Le Danemark parle d'un « conflit dévastateur qui se prolonge » et qui risque, selon lui, « de déstabiliser davantage la région ». Il appelle les deux parties à mettre fin immédiatement aux hostilités. La Corée du Sud exprime la même inquiétude. Elle estime que « les attaques du M23 contre Uvira risquent d'entraîner une extension régionale grave du conflit ». La Grèce, elle, se dit « alarmée » par l'avancée de l'AFC/M23 et par les retombées sous-régionales que pourrait provoquer cette poussée militaire.

La Russie parle d'une région « au bord d'un vaste conflit international » et insiste sur la crise humanitaire qui s'aggrave au Sud-Kivu. La France note « l'offensive du M23 soutenu par l'armée rwandaise ». Paris estime que cette offensive menace la sécurité du Burundi et de l'ensemble de la région des Grands Lacs.

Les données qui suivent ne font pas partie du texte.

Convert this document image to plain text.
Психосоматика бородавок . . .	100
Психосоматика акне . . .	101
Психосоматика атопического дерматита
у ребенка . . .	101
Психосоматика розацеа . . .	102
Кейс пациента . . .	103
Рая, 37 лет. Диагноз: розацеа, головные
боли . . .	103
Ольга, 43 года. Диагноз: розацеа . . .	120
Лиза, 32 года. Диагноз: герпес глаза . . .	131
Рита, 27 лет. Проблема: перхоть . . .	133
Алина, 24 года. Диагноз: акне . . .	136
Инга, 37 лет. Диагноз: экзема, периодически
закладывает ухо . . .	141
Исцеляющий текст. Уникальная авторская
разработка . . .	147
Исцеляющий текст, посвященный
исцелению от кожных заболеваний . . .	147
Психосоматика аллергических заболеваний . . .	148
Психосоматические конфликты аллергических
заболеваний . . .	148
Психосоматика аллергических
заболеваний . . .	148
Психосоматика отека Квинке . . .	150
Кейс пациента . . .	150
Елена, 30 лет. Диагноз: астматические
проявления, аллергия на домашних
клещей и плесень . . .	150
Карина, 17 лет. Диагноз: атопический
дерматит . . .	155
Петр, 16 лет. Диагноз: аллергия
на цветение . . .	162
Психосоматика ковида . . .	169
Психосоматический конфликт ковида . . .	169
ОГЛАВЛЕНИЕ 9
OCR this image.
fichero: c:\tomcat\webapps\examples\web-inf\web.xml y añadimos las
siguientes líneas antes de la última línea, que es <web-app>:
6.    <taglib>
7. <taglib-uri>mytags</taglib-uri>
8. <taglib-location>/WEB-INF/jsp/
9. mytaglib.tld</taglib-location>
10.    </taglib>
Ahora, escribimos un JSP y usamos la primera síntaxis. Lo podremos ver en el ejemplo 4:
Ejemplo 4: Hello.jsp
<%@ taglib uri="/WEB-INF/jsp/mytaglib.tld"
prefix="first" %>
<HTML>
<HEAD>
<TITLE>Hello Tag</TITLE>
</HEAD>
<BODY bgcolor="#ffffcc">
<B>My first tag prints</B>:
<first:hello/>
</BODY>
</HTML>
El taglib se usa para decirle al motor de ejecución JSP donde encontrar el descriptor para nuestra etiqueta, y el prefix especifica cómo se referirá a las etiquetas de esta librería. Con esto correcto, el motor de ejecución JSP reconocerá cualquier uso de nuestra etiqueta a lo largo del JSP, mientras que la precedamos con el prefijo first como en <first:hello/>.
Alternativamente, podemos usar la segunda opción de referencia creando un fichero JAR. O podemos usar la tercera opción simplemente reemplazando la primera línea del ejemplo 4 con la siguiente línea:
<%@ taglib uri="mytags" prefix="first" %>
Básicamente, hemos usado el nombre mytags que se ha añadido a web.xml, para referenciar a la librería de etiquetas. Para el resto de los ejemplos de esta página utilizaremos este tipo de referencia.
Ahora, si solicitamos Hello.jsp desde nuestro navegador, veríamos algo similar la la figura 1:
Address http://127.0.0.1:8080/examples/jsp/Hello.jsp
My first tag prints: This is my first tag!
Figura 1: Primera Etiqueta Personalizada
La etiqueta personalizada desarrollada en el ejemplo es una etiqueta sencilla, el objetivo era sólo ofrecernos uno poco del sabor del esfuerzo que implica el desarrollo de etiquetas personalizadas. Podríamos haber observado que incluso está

La France alerte également sur ce qu'elle décrit comme la deuxième crise humanitaire la plus grave du continent africain. Devant le Conseil de sécurité,la coordinatrice politique adjointe de la France auprès des Nations unies, Charlotte Saudin, a mis en garde contre les conséquences de l'offensive du M23 dans l'Est de la RDC.

La mission de prévention des conflits du Bureau des Nations unies pour l'Afrique centrale reste essentielle dans un contexte marqué par la fragilité de la situation sécuritaire. Cela est d'autant plus préoccupant dans un contexte où une pression forte pèse déjà sur les ressources disponibles pour l'aide humanitaire. Dans l'est de la République démocratique du Congo, l'offensive de l'AFC/M23, soutenue par les Forces rwandaises de défense, menace la stabilité du Burundi et de l'ensemble de la région des Grands Lacs, une région en faveur de laquelle la communauté internationale s'est mobilisée lors de la Conférence de Paris, le 30 octobre dernier. Pour répondre à la deuxième crise humanitaire la plus importante du continent. La France alerte à l'Onu sur les risques d'embrasement dans les Grands Lacs. La Chine, de son côté, dit suivre la situation avec préoccupation.